Wie die Zeiten sich verändern

Wer schreibt, sammelt Informationen, recherchiert Begriffe, hält Augen und Arme offen für Begegnungen und Inspirationen und er ist, das ist heute fast unvermeidlich, digital unterwegs. Social Media und Digitalisierung sind die Zauberwörter, ohne die heutzutage nahezu gar nichts mehr geht. Wer hat nicht schon festgestellt, dass immer mehr Leute bei den alltäglichsten Verrichtungen aufs Handy starren oder aber die einfachsten Vorgänge auf einmal digitalisiert und damit nicht unbedingt vereinfacht werden?
Der Wandel schreitet voran und zwar mit einer solchen Geschwindigkeit, dass ich manchmal das Gefühl habe, mich nicht mehr anpassen zu können. Digitalisierung ist durchaus ein Segen, aber auch ein Zeitdieb und sie fordert ohne Gnade, dass man sich mit ihr beschäftigen muss.
Es ist noch nicht lange her, dass alle Grundstücksbesitzer Angaben zu ihren Grundstücken machen mussten, weil der Staat neue Regeln für die Erhebung der Grundsteuer aufstellen wollte. Natürlich ging das nur digital. Wer dem nicht gewachsen war, musste sich professionelle Hilfe holen und diese auch bezahlen.
Du möchtest einen Termin beim Arzt oder beim Einwohnermeldeamt? Bitte sehr, machs digital, sonst telefonierst du dir die Finger wund. Im Parkhaus wird dein Nummernschild digital erfasst, bezahlt wird immer mehr mit dem Handy oder der EC-Karte, das Smarthome-System steuert deinen gesamten Haushalt und Bewerbungen für eine Ausbildung oder einen neuen Arbeitsplatz werden über Apps verschickt. Partnersuche? Digital! Kinderbeschäftigung? Digital! Behördengänge? Digital! Du hast eine Beschwerde beim Energieversorger? Na? Richtig… Wählen Sie die 1, wenn…
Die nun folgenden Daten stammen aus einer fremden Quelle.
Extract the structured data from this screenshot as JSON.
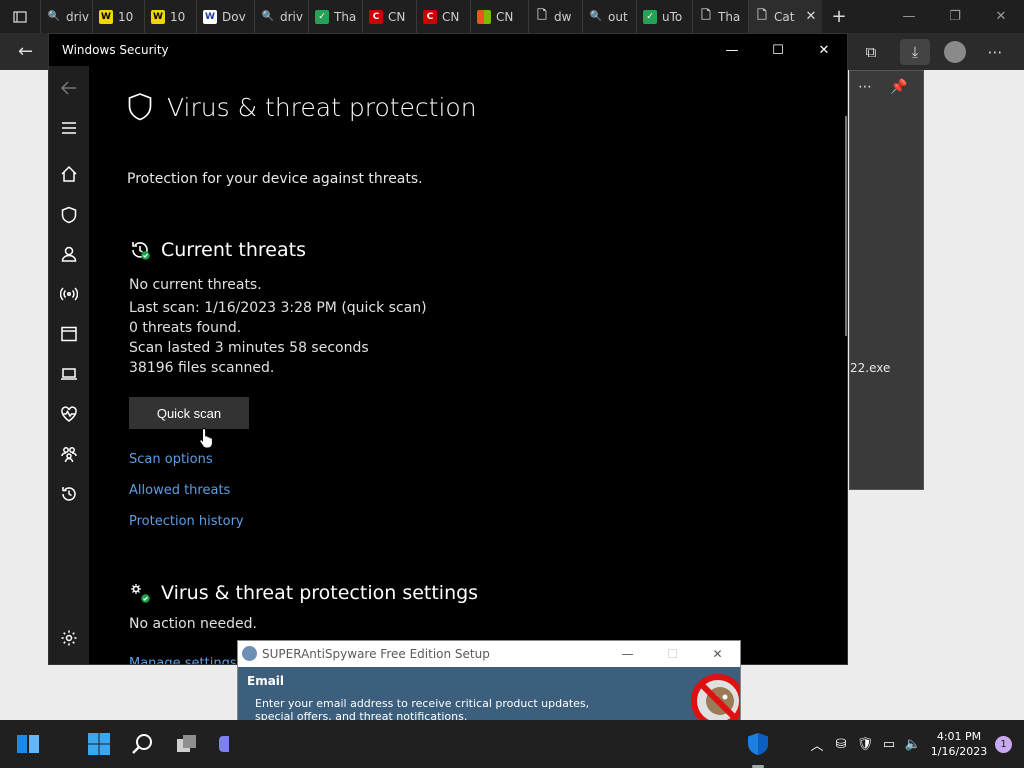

So könnte ich stundenlang weiter aufzählen. Auch kuriose Erscheinungen. Eine Zahnärztin berichtete neulich, dass sie viele junge Patienten hat, die zwar die seitlichen Zähne sehr gut putzen, aber den gesamten vorderen Zahnbereich komplett vernachlässigt haben. Warum? Weil sie während des Zähneputzens permanent aufs Handy starren und da wäre die Hand mit der Zahnbürste im Weg. Kann man sich nicht ausdenken.
Eltern, die ihre Kinder im Kinderwagen mit dem Handy ruhigstellen, Betrüger, die die Unerfahrenheit der Leute nutzen, um sie digital unterstützt übers Ohr zu hauen, Menschen, die ihre seelischen Wunden im Internet offenlegen und Heilung suchen – all dies gehört heute zu unserem Alltag. Ebenso sind Fake-News, verzerrte Berichterstattung und KI-generierte, wie echt aussehende, Bilder und Videos Bestandteil der schönen „neuen“ digitalen Welt.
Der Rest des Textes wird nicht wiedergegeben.